Some biographers - men of course, possessors of those opprobious and lesion-ridden penises - have called Ann illiterate. Greer's revenge is to make her the preserver of Shakespeare's texts, to whom we are obliged to offer eternal gratitude.
This is a book in which an absurd implausibility can serve as grounds for belief. As she puts it: "So far-fetched is the idea that Shakespeare's widow might have hired an amanuensis to prepare an edition of her husband's plays that no one has ever considered it."
She assumes that Ann personally gathered up the manuscripts the editors worked from and is unembarrassed by the fact that Shakespeare's will mentioned no such papers. "No dog," insists Greer, "has ever been listed in an Elizabethan inventory, but that doesn't mean that Elizabethans didn't own dogs."
So that's how literary detective work is done: the lack of evidence is all the evidence we need. The whole enterprise is a desperate venture into the subjunctive mood. Entire chapters are confected from guesses or hunches. So many sentences begin with the word "if" that in the end the book seems distinctly iffy.

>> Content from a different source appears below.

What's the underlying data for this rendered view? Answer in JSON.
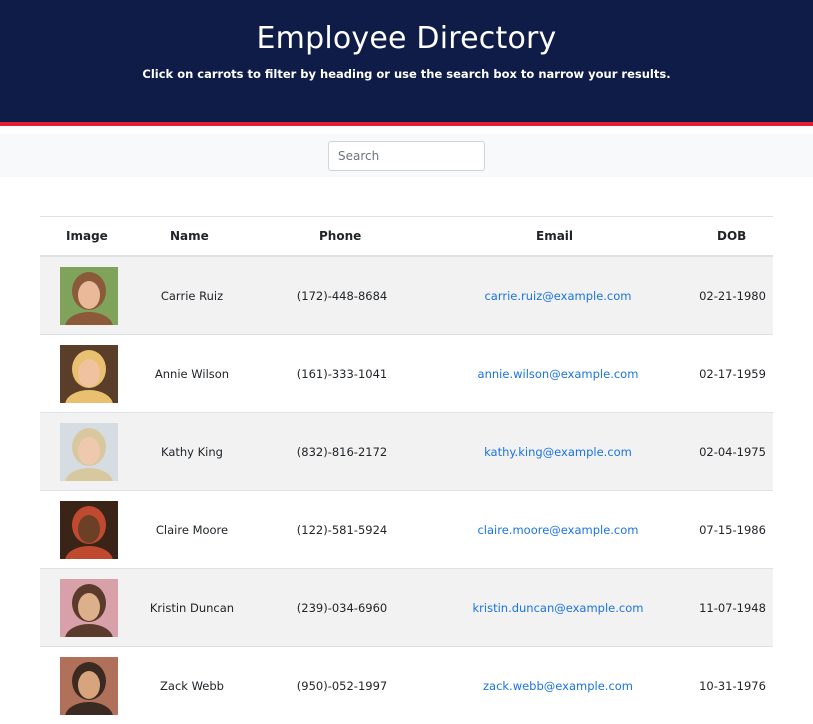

At times, Greer, who has never seemed to me exactly level-headed, offers her own rationality as a credential of truth: "It stands to reason" that there were basketmakers in Stratford because osiers grew along the Avon. Does that entitle her to propose immediately afterwards that battling, resilient Ann made and sold baskets? Greer suggests Shakepeare may have been in a state of "mental confusion" because of possible syphilis, but sorting through the pile-up of invidious inference and unwarranted aspersion, I was left wondering whose wits were truly addled.
The protracted harangue that is Greer's career has been devoted to self-promotion; her temperament leaves her unable to comprehend a writer as self-negatingly elusive as Shakespeare. A dramatist is allowed to be absent from his own work. He ventriloquistically confers voices on his characters, but never speaks in his own person. His plays enact polyphonic dramas that no single life could ever contain.
It is telling that Greer revives the silly, fusty affectation of referring to Shakespeare as "the Bard". She wants him to be bardic like Whitman or Victor Hugo, a national poet who declaims the song of his self-consciousness and confers his own identity on his countrymen.
Unless he is a virile egomaniac, how can she justify emasculating him? Intent on creating a fuss by executing the manmade, masculine god of the bardolaters, Greer announces on the last page that everything in it is a "heresy".
Not really. What it contains is at best hearsay, at worst, to paraphrase Coleridge's comment on Iago, the motive-hunting of a motiveless paranoia.